Aidan will graduate from the school in a month’s time, and the former Ngātea Primary School and Hauraki Plains College student said he wanted to pursue ballet professionally.
He started practising the art form at age seven, and was a former student of Pauline Germon’s Thames Hauraki Ballet Theatre, based in Turua.
“I didn’t know what ballet was; I knew very little about it as a seven-year-old, and I just turned up to this absolutely alien world, but within five minutes, I was hooked and knew I wanted to do it for the rest of my life,” he said.
“That goes for anything – you never know when you’re going to stumble across your purpose.”
As a young, male ballet dancer growing up in a rural town, Aidan said he wasn’t free from receiving mean comments, but his older brothers, and his mum Sarah and dad Ciarán, always had his back.
“Even just: ‘Yes, my brother does ballet, do you have a problem with that?’
“They stood up for me because I was the youngest, and my parents moved heaven and earth to get me where I needed to be and help me grow,” he said.
“They never doubted this was what I wanted to do.
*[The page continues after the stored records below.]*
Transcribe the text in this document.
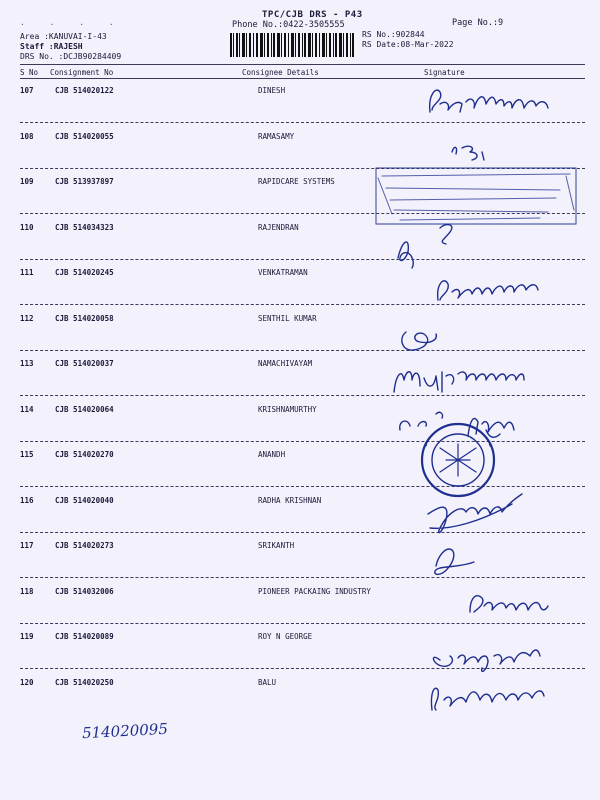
. . . .
TPC/CJB DRS - P43
Phone No.:0422-3505555	Page No.:9
Area :KANUVAI-I-43
Staff :RAJESH
DRS No. :DCJB90284409
RS No.:902844
RS Date:08-Mar-2022
S No Consignment No	Consignee Details	Signature
107	CJB 514020122	DINESH
108	CJB 514020055	RAMASAMY
109	CJB 513937897	RAPIDCARE SYSTEMS
110	CJB 514034323	RAJENDRAN
111	CJB 514020245	VENKATRAMAN
112	CJB 514020058	SENTHIL KUMAR
113	CJB 514020037	NAMACHIVAYAM
114	CJB 514020064	KRISHNAMURTHY
115	CJB 514020270	ANANDH
116	CJB 514020040	RADHA KRISHNAN
117	CJB 514020273	SRIKANTH
118	CJB 514032006	PIONEER PACKAING INDUSTRY
119	CJB 514020089	ROY N GEORGE
120	CJB 514020250	BALU
514020095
Even from the age of seven, they’ve always trusted me to make mature decisions that impacted my life.”
Aidan finished high school when he was 15 and moved, on his own, to Wellington. The New Zealand School of Dance is internationally recognised as one of the southern hemisphere’s leading dance training institutions.
He said classical ballet was more challenging than one could imagine.
“Being stuck in front of a mirror for 7-8 hours a day in a skin-tight uniform, focusing on exactly what you’re doing wrong to make yourself feel better, it really takes its toll.”
But dancers like Aidan love the athleticism and story-telling abilities of ballet, and he said you have to “really, really want it”.
Once the school year comes to an end, he’ll get a couple of days off before he heads straight back into rehearsals anticipating the start of the Prix de Lausanne.
He will be coming back home to the Hauraki for Christmas.
“I am very much enjoying my life at the moment. The fact that all of these wonderful things are happening is just surreal,” he said.
“And just the fact that I came from a tiny town where I could practically name everyone to this… just don’t ever think ‘it can never be me’, because that’s what I thought and here I am.”